6.Terms. For purposes of this By-law:

(a)public announcement” shall mean disclosure in a press release reported by a national news service in Canada, or in a document publicly filed by the Corporation under its profile on the System of Electronic Document Analysis and Retrieval at www.sedar.com or on the Electronic Data Gathering, Analysis, and Retrieval (EDGAR) system with the U.S. Securities and Exchange Commission (“SEC”) at www.sec.com;  

(b)Applicable Securities Laws” means, collectively, the securities legislation of each relevant province and territory of Canada and/or of the SEC, whichever is then applicable to the Corporation, in each case, as amended from time to time, the rules, regulations and forms made or promulgated under any such statute and the published national instruments, multilateral instruments, policies, bulletins and notices of the securities commission and similar regulatory authority of each relevant province and territory of Canada or the SEC, as applicable;

(c)business day” means any day other than Saturday, Sunday or a day on which banks in Denver, Colorado are generally not open for business.
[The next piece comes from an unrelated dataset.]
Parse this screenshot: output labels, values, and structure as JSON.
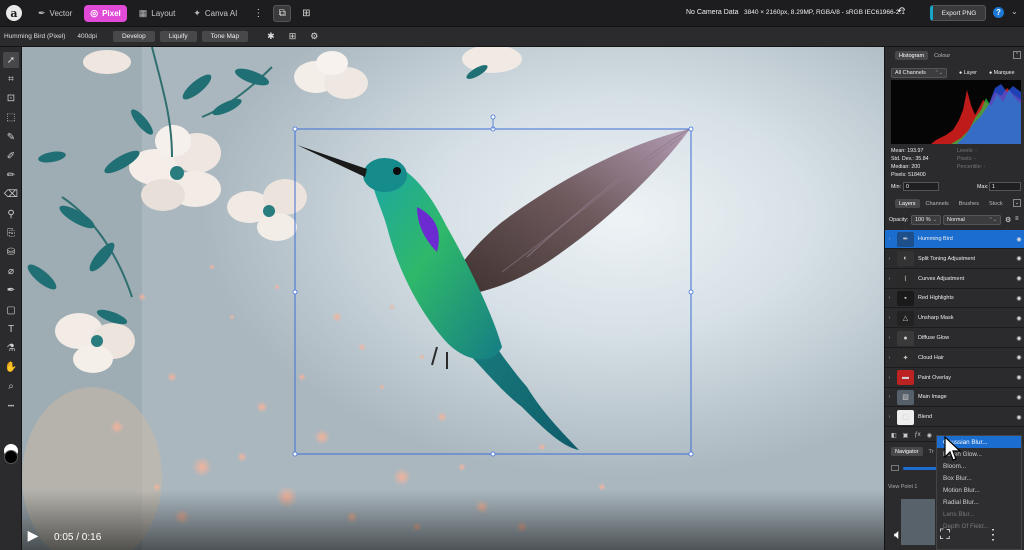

7.Delivery of Notice. Notwithstanding any other provision of this By-law, notice given to the Corporate Secretary of the Corporation pursuant to this By-law may only be given by personal delivery, or facsimile transmission and shall be deemed to have been given and made only at the time it is served by personal delivery or  sent by facsimile transmission (provided that receipt of confirmation of such transmission has been received) to the Corporate Secretary as follows:  Ur-Energy Inc., Attention Corporate Secretary; 10758 West Centennial Road, Suite 200, Littleton, Colorado 80127; facsimile: +1 720-981-5643; provided that if such delivery or electronic communication is made on a day which is a not a business day or later than 5:00 p.m. (Mountain Prevailing Time) on a day which is a business day, then such delivery or electronic communication shall be deemed to have been made on the subsequent day that is a business day.

8.Board Discretion. Notwithstanding the foregoing, the Board may, in its sole discretion, waive any requirement in this By-law.